Saat itu saya jelaskan bahwa saat kejadian, Buya kebetulan berada di pasar, beberapa puluh meter dari Gereja tempat kejadian. So, simpel aja beliau datang ke lokasi. Tapi ya ramainya bukan main, tudingan, tuduhan, cacian dan lain-lain. Beberapa nama yang nyinyir pada Buya masih saya ingat.

Nah, ketika Buya juga mendatangi mushala yang dibakar orang di Bantul, meski lokasi sangat jauh dari rumah Buya, orang-orang itu pada mingkem. Sekadar apresiasipun enggak ada sama sekali.

Tak perlu tunjukkan secara vulgarpun kita tahu, mereka dari kelompok model beragama yang seperti apa, dan cara berpolitik yang seperti apa.

Kalau diingatkan, sangat mungkin mereka ini pura-pura tidak ingat. Misalnya, Buya nengok Abu Bakar Baasyir saat sakit di penjara, ngobrol dan mendoakan. Padahal kita tahu, dua tokoh ini berseberangan cara berpikir keagamaannya. Dan, Buya itu menjadi saksi ahli yang meringankan Abu Bakar Baasyir lho.
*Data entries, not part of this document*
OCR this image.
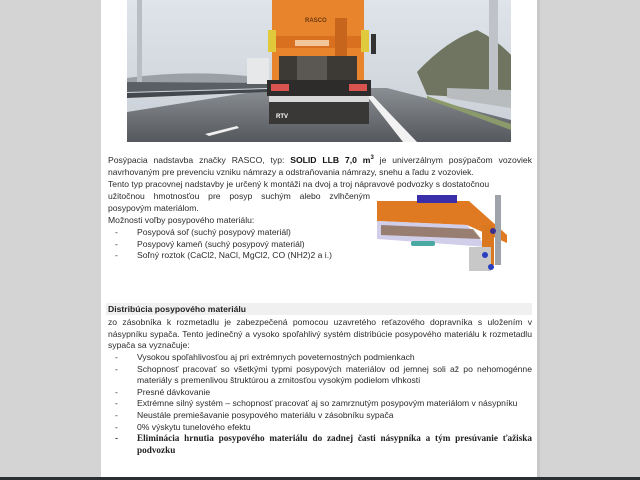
RASCO
RTV
Posýpacia nadstavba značky RASCO, typ: SOLID LLB 7,0 $m^3$ je univerzálnym posýpačom vozoviek navrhovaným pre prevenciu vzniku námrazy a odstraňovania námrazy, snehu a ľadu z vozoviek.
Tento typ pracovnej nadstavby je určený k montáži na dvoj a troj nápravové podvozky s dostatočnou
užitočnou hmotnosťou pre posyp suchým alebo zvlhčeným
posypovým materiálom.
Možnosti voľby posypového materiálu:
- Posypová soľ (suchý posypový materiál)
- Posypový kameň (suchý posypový materiál)
- Soľný roztok (CaCl2, NaCl, MgCl2, CO (NH2)2 a i.)
Distribúcia posypového materiálu
zo zásobníka k rozmetadlu je zabezpečená pomocou uzavretého reťazového dopravníka s uložením v násypníku sypača. Tento jedinečný a vysoko spoľahlivý systém distribúcie posypového materiálu k rozmetadlu sypača sa vyznačuje:
- Vysokou spoľahlivosťou aj pri extrémnych poveternostných podmienkach
- Schopnosť pracovať so všetkými typmi posypových materiálov od jemnej soli až po nehomogénne materiály s premenlivou štruktúrou a zrnitosťou vysokým podielom vlhkosti
- Presné dávkovanie
- Extrémne silný systém – schopnosť pracovať aj so zamrznutým posypovým materiálom v násypníku
- Neustále premiešavanie posypového materiálu v zásobníku sypača
- 0% výskytu tunelového efektu
- Eliminácia hrnutia posypového materiálu do zadnej časti násypníka a tým presúvanie ťažiska podvozku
Nah, kali ini juga mirip. Buya mendoakan Syekh Ali Jaber, minta Polisi usut tuntas dan jangan sampai terulang, lalu memberikan wejangan bagaimana peradaban ini harus dibangun. Statement yang soft dan baik, sewajarnya seorang yang sepuh bagi bangsa ini.

Komen-komen netizen… masyaallah! Bikin pengen istighfar 1000 kali.

Sebetulnya komennya ya itu-itu aja sih. Plesetan nama, plesetan gelar, soal gaji BPIP (yang enggak pernah Buya ambil itu), soal Jokowi. Blass enggak ada kaitan sama isi statement Buya terkait Syekh Ali Jaber.

Buya, Amalmu Banyak, Dosamu Dicuri Orang

Saya jadi berpikir. Seorang Buya yang salat lima waktu di masjid, zikir/ qiraah tak henti, baca bukunya kenceng, kalau ngobrol diskusi selalu terselip ayat Qur’an dan seterusnya dan seterusnya, kok dibegitukan. Berarti dosa beliau dicuri orang-orang itu.

Sementara, pemberian-pemberiannya pada duafa, masjid, pesantren, mahasiswa tak mampu, dan siapapun, tak pernah dibicarakan orang. Tidak diketahui kecuali oleh segelintir orang. Mungkin Allah memang menjaga itu sebagai rahasia agar tidak menguap.